Doughnuts Are Hateful

(Not really.)

I can barely begin to tell you how frustrating National Doughnut Day is for me as someone who’s gluten-intolerant in this town. Gluten-free doughnut recipes don’t cut it, even though I once, full of optimism, bought a doughnut pan.

Really? I have to make them myself? No.

Doughnut shops have exploded all over Richmond — Country Style Donuts, Dixie Doughnuts, Duck Donuts, Krispie Kreme Donuts, Sugar Shack, the Treat Shop RVA and the one that practically makes me cry, Mrs. Yoder’s — on every dang corner.

What is wrong with you people? Haven’t you heard how bad they are for you? Did you know that a doughnut averages around 300-400 calories? Are you aware that you’d have to run for 40 minutes to burn away those insane 400 calories or walk very, very fast for an hour? I don’t want to do either of those things.

And it’s spelled doughnut, not donut. So stop it.

The history of the doughnut is maddeningly complicated. Let’s just say they might have been eaten since prehistoric times. And they were originally called olykoeks, oily cakes in Dutch. All of this is according to Smithsonian.com

Doughnuts proper, the article says, were invented in the 19th century by the mother of New England ship captain in order to utilize some of the things her son was transporting — nutmeg, cinnamon and lemons.

Her son claims he was the one to come up with the most important innovation, however, the hole in the middle of the doughnut.

The Smithsonian writes, “Some cynical doughnut historians maintain that Captain Gregory did it to stint on ingredients, others that he thought the hole might make the whole easier to digest. Still others say that he gave the doughnut its shape when, needing to keep both hands on the wheel in a storm, he skewered one of his mom’s doughnuts on a spoke of his ship’s wheel.”

The doughnut didn’t become popular, however, until World War I, when volunteers brought them to the front lines in France to cheer up the troops. The story doesn’t mention how said volunteers got to the trenches without getting shot.

The next step in the history of doughnuts, and arguably the most important, came in 1920 when New York baker Adolph Levitt invented a machine to automate the doughnut-making process. Without it, the Sugar Shacks and Dixie Donuts of the world never would have gotten started.

The rest is history — and if you’d like to read the rest of that extremely detailed history, here’s a link to the Smithsonian’s informative story.

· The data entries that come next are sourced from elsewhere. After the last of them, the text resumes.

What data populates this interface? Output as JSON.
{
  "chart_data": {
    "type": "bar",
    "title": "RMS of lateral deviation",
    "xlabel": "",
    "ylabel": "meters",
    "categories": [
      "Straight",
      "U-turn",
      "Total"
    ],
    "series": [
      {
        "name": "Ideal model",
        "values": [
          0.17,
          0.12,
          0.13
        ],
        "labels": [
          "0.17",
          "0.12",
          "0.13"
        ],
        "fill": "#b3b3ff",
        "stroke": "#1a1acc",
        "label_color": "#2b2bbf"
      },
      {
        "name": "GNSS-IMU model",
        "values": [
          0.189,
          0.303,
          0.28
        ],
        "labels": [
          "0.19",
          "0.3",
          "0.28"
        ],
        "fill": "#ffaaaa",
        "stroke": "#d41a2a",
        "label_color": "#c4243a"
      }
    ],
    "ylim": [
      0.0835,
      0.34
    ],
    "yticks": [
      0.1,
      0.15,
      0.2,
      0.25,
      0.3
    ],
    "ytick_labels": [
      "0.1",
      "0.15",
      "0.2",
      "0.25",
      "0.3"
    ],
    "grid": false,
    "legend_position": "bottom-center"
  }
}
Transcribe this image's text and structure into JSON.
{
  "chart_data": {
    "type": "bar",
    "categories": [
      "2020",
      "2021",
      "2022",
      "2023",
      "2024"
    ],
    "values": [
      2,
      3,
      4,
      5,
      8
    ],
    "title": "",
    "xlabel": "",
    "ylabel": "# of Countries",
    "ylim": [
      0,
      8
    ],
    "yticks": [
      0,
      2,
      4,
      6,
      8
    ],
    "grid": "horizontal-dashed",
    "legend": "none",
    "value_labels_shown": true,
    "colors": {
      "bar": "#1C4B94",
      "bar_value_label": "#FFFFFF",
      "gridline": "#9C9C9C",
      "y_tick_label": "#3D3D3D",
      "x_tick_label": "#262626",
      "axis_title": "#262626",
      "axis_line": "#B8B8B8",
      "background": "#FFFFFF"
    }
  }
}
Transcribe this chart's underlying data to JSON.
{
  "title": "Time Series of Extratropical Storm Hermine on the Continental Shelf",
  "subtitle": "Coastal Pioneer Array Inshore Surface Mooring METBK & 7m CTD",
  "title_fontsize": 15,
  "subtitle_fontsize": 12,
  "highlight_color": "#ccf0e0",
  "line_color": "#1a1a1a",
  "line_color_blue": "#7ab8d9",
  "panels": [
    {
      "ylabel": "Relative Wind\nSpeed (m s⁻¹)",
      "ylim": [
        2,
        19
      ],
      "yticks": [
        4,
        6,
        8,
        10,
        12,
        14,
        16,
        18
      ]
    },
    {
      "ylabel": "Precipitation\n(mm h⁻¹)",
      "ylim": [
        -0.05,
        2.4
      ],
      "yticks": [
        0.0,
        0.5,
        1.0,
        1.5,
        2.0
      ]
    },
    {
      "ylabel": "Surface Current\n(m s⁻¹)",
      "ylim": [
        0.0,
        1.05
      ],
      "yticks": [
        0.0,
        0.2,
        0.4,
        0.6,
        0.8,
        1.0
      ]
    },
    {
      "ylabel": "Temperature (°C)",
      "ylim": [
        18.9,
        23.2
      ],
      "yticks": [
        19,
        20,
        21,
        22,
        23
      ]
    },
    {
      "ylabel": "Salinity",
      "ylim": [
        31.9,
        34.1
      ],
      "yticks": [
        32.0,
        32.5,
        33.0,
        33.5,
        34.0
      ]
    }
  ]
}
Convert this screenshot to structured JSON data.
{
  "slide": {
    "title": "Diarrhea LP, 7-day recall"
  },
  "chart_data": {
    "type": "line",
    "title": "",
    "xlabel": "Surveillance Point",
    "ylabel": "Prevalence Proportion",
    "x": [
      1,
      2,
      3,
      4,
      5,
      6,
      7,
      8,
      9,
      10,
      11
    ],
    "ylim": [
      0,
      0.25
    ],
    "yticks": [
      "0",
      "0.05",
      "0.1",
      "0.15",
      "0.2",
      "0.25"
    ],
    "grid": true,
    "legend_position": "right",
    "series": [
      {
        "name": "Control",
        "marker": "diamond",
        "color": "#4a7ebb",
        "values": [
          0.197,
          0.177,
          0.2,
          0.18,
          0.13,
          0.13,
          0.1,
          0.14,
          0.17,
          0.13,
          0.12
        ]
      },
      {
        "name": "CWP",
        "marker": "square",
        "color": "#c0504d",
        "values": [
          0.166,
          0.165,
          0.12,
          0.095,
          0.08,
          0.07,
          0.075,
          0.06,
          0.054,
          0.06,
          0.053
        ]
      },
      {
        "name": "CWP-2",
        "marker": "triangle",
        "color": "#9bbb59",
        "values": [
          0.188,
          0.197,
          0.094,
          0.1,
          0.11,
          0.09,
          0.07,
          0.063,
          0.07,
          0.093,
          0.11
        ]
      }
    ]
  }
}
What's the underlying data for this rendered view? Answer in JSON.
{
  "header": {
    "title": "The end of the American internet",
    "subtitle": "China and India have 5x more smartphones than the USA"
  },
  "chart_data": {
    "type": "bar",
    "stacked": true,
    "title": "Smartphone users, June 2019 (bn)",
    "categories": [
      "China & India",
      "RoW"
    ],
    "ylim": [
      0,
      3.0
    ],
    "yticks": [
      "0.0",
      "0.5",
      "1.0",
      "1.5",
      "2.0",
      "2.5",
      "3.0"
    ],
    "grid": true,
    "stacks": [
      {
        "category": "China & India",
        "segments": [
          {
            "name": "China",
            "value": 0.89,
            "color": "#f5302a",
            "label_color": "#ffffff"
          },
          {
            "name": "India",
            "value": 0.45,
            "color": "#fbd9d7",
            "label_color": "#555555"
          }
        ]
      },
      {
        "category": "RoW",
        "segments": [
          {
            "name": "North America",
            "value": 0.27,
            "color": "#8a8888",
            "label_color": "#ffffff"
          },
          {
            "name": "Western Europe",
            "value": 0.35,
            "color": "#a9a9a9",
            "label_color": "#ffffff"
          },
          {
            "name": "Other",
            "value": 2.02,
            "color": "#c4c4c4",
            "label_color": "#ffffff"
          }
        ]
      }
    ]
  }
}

Back to my personal doughnut history: When my oldest daughter was around 2 years old, we stopped at Krispy Kreme on West Broad Street — the “hot” sign was on — and I bought a half-dozen original glazed. I gave one to my daughter and then (it’s hard to talk about) ate four in a row. I was forced to offer the last one to my daughter as a bribe so that she wouldn’t tell her father. And then deal with the consequences of giving a preschooler an enormous amount of sugar that zoomed through her tiny body like rocket fuel and made her act like a deranged — but adorable — wild animal until bedtime.

When my second daughter was around 10 months old, the three of us went to the grocery store. Her older sister immediately had a meltdown — a serious, fling-your-body-on-the-floor while screaming as loudly as only a 3-year-old can. This made her baby sister cry. And I had to buy groceries. We had no food at home. Not even Goldfish.

Desperation inspired an evil thought that turned into something I never would have even considered the first time around when I was a new mother. I gave my baby (and my three-year-old) a doughnut, just so I could get through the store. And immediately ran into that sanctimonious, judgmental mother at every preschool. Years later, her son, at the age of 10, still hadn’t had a french fry. My baby’s face was covered in sugar. I chatted with the perfect mom, pretending that I couldn’t see the itty-bitty hands speedily shoveling fried dough into what had turned into a gaping maw.

I’m a bad mother. I admit it.

But I love doughnuts and I don’t know how I’m going to make it through this day. I really don’t.